Mostly though, I was just cold. I couldn’t get warm. Chills constantly, so much so, that I kept taking hot showers to get my core warm.

So, when it was time for my white blood cell shot at the nurse’s clinic, I went with base layers on and a beanie. And a scarf and a jacket. When the nurse checked my vitals, I had a 103-degree temperature. I blamed the beanie and took it off, waiting 5 minutes and we tried again. Only 102 this time. Protocol dictated that we notify my oncologist and then off to the ER I was to go.

They made me remove my many layers, put on one of those bullshit gowns and gave me a sheet to cover me. Turns out, your body has chills when it has a fever as well as when you’re cold. So I had to lay there shivering, while they took every possible test and bodily fluid from me to see where the fever was coming from. Then, they gave me some Tylenol to bring the fever down, and general antibiotics to start killing whatever may be causing the fever.


Giving thumb’s up because what else could I do? I felt fine minus freezing my ass off in that room. And yes, the rest of the hair is gone. It was coming out every time I did my hair. This is easier to manage. Watch a time-lapse video of me shaving my head. (Kenji got the spots I missed.)

After waiting for initial test results, which all came back clear, the on-site doc made the call — they were keeping me overnight for observation. Which technically, wasn’t “being admitted” in Kaiser-land, whatever that means. Some of the cultures that were taken (throat, brain — er, I mean, nose) would take a few days to come back, so I was to be in the hospital until they did so. (All I know, is we only paid $180 for three days at the hospital, so I think “observation” gave us a discount. I’ll take it.)

All that being said, being in the hospital sucks.

Your ass is constantly hanging out of your gown, they’ve got you on an IV for fluids so you have to pee every 2 hours, and the constant machine beeping due to my IV placement was a crazy-making. The nurse on my LAST DAY finally showed me how to reset the IV. Would’ve been helpful two days sooner!

But seriously, the staff at Kaiser are incredible. Every single person I encounter there is courteous, kind, and wants to help in any way they can. They kept apologizing that they couldn’t figure out where the fever was coming from.

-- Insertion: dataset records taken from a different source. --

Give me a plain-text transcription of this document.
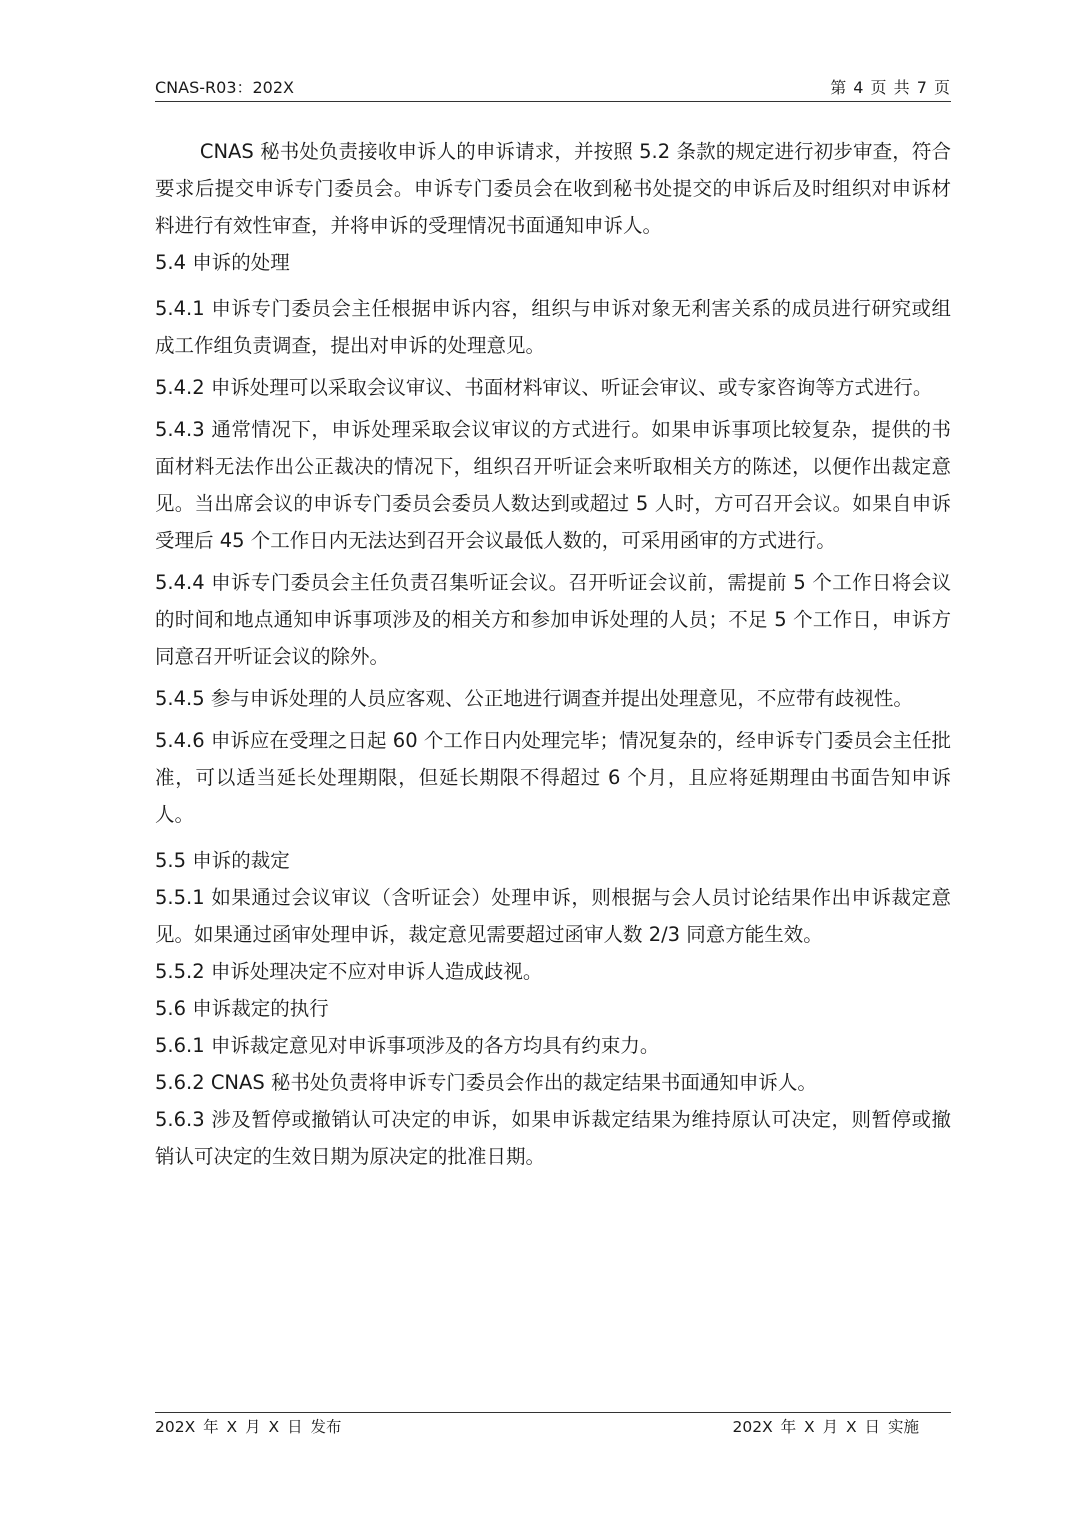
CNAS-R03：202X	第 4 页 共 7 页

CNAS 秘书处负责接收申诉人的申诉请求，并按照 5.2 条款的规定进行初步审查，符合要求后提交申诉专门委员会。申诉专门委员会在收到秘书处提交的申诉后及时组织对申诉材料进行有效性审查，并将申诉的受理情况书面通知申诉人。

5.4 申诉的处理

5.4.1 申诉专门委员会主任根据申诉内容，组织与申诉对象无利害关系的成员进行研究或组成工作组负责调查，提出对申诉的处理意见。

5.4.2 申诉处理可以采取会议审议、书面材料审议、听证会审议、或专家咨询等方式进行。

5.4.3 通常情况下，申诉处理采取会议审议的方式进行。如果申诉事项比较复杂，提供的书面材料无法作出公正裁决的情况下，组织召开听证会来听取相关方的陈述，以便作出裁定意见。当出席会议的申诉专门委员会委员人数达到或超过 5 人时，方可召开会议。如果自申诉受理后 45 个工作日内无法达到召开会议最低人数的，可采用函审的方式进行。

5.4.4 申诉专门委员会主任负责召集听证会议。召开听证会议前，需提前 5 个工作日将会议的时间和地点通知申诉事项涉及的相关方和参加申诉处理的人员；不足 5 个工作日，申诉方同意召开听证会议的除外。

5.4.5 参与申诉处理的人员应客观、公正地进行调查并提出处理意见，不应带有歧视性。

5.4.6 申诉应在受理之日起 60 个工作日内处理完毕；情况复杂的，经申诉专门委员会主任批准，可以适当延长处理期限，但延长期限不得超过 6 个月，且应将延期理由书面告知申诉人。

5.5 申诉的裁定

5.5.1 如果通过会议审议（含听证会）处理申诉，则根据与会人员讨论结果作出申诉裁定意见。如果通过函审处理申诉，裁定意见需要超过函审人数 2/3 同意方能生效。

5.5.2 申诉处理决定不应对申诉人造成歧视。

5.6 申诉裁定的执行

5.6.1 申诉裁定意见对申诉事项涉及的各方均具有约束力。

5.6.2 CNAS 秘书处负责将申诉专门委员会作出的裁定结果书面通知申诉人。

5.6.3 涉及暂停或撤销认可决定的申诉，如果申诉裁定结果为维持原认可决定，则暂停或撤销认可决定的生效日期为原决定的批准日期。

202X 年 X 月 X 日 发布	202X 年 X 月 X 日 实施
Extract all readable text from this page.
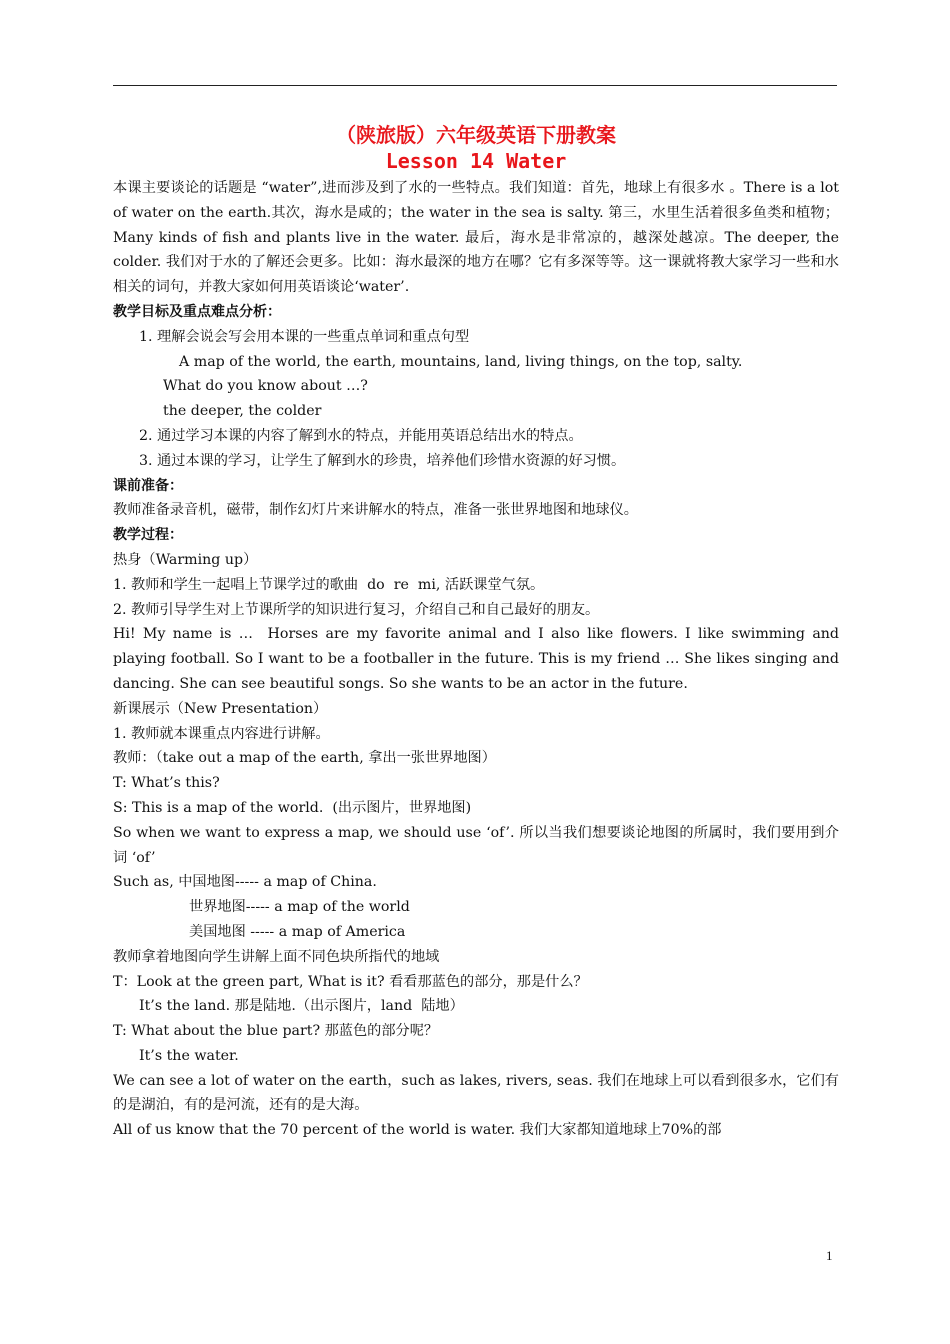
（陕旅版）六年级英语下册教案
Lesson 14 Water
本课主要谈论的话题是 “water”,进而涉及到了水的一些特点。我们知道：首先，地球上有很多水 。There is a lot of water on the earth.其次，海水是咸的；the water in the sea is salty. 第三，水里生活着很多鱼类和植物；Many kinds of fish and plants live in the water. 最后，海水是非常凉的，越深处越凉。The deeper, the colder. 我们对于水的了解还会更多。比如：海水最深的地方在哪？它有多深等等。这一课就将教大家学习一些和水相关的词句，并教大家如何用英语谈论‘water’.
教学目标及重点难点分析：
1. 理解会说会写会用本课的一些重点单词和重点句型
A map of the world, the earth, mountains, land, living things, on the top, salty.
What do you know about …?
the deeper, the colder
2. 通过学习本课的内容了解到水的特点，并能用英语总结出水的特点。
3. 通过本课的学习，让学生了解到水的珍贵，培养他们珍惜水资源的好习惯。
课前准备：
教师准备录音机，磁带，制作幻灯片来讲解水的特点，准备一张世界地图和地球仪。
教学过程：
热身（Warming up）
1. 教师和学生一起唱上节课学过的歌曲  do  re  mi, 活跃课堂气氛。
2. 教师引导学生对上节课所学的知识进行复习，介绍自己和自己最好的朋友。
Hi! My name is …  Horses are my favorite animal and I also like flowers. I like swimming and playing football. So I want to be a footballer in the future. This is my friend … She likes singing and dancing. She can see beautiful songs. So she wants to be an actor in the future.
新课展示（New Presentation）
1. 教师就本课重点内容进行讲解。
教师：（take out a map of the earth, 拿出一张世界地图）
T: What’s this?
S: This is a map of the world.  (出示图片，世界地图)
So when we want to express a map, we should use ‘of’. 所以当我们想要谈论地图的所属时，我们要用到介词 ‘of’
Such as, 中国地图----- a map of China.
世界地图----- a map of the world
美国地图 ----- a map of America
教师拿着地图向学生讲解上面不同色块所指代的地域
T：Look at the green part, What is it? 看看那蓝色的部分，那是什么？
It’s the land. 那是陆地.（出示图片，land  陆地）
T: What about the blue part? 那蓝色的部分呢？
It’s the water.
We can see a lot of water on the earth，such as lakes, rivers, seas. 我们在地球上可以看到很多水，它们有的是湖泊，有的是河流，还有的是大海。
All of us know that the 70 percent of the world is water. 我们大家都知道地球上70%的部
1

They nailed down that everything was clear yesterday (April 18) and spoke with my oncologist, who mentioned that sometimes the chemo itself can cause fevers.

Well, hell.

I meet with him tomorrow, so we’ll go over what the plan is moving forward. I’ve already got my trusty thermometer to check my temp daily (98.9 today) and keep a better eye on that.

And now I’ve got 15 days off. Hoping for more energy as the days go by, but I’m glad to have made it through that latest ordeal. Leaving the hospital for home made me SO happy.

Shout out to my mother-in-law for staying with me both nights since Kenji had to be on the road by 5am both days, and that’s hard to do sleeping like shit in a hospital room where you aren’t the one in the bed. My support systems makes my cup runneth over.

So, we’re on our way back up! We’ll see what tomorrow’s appointment brings.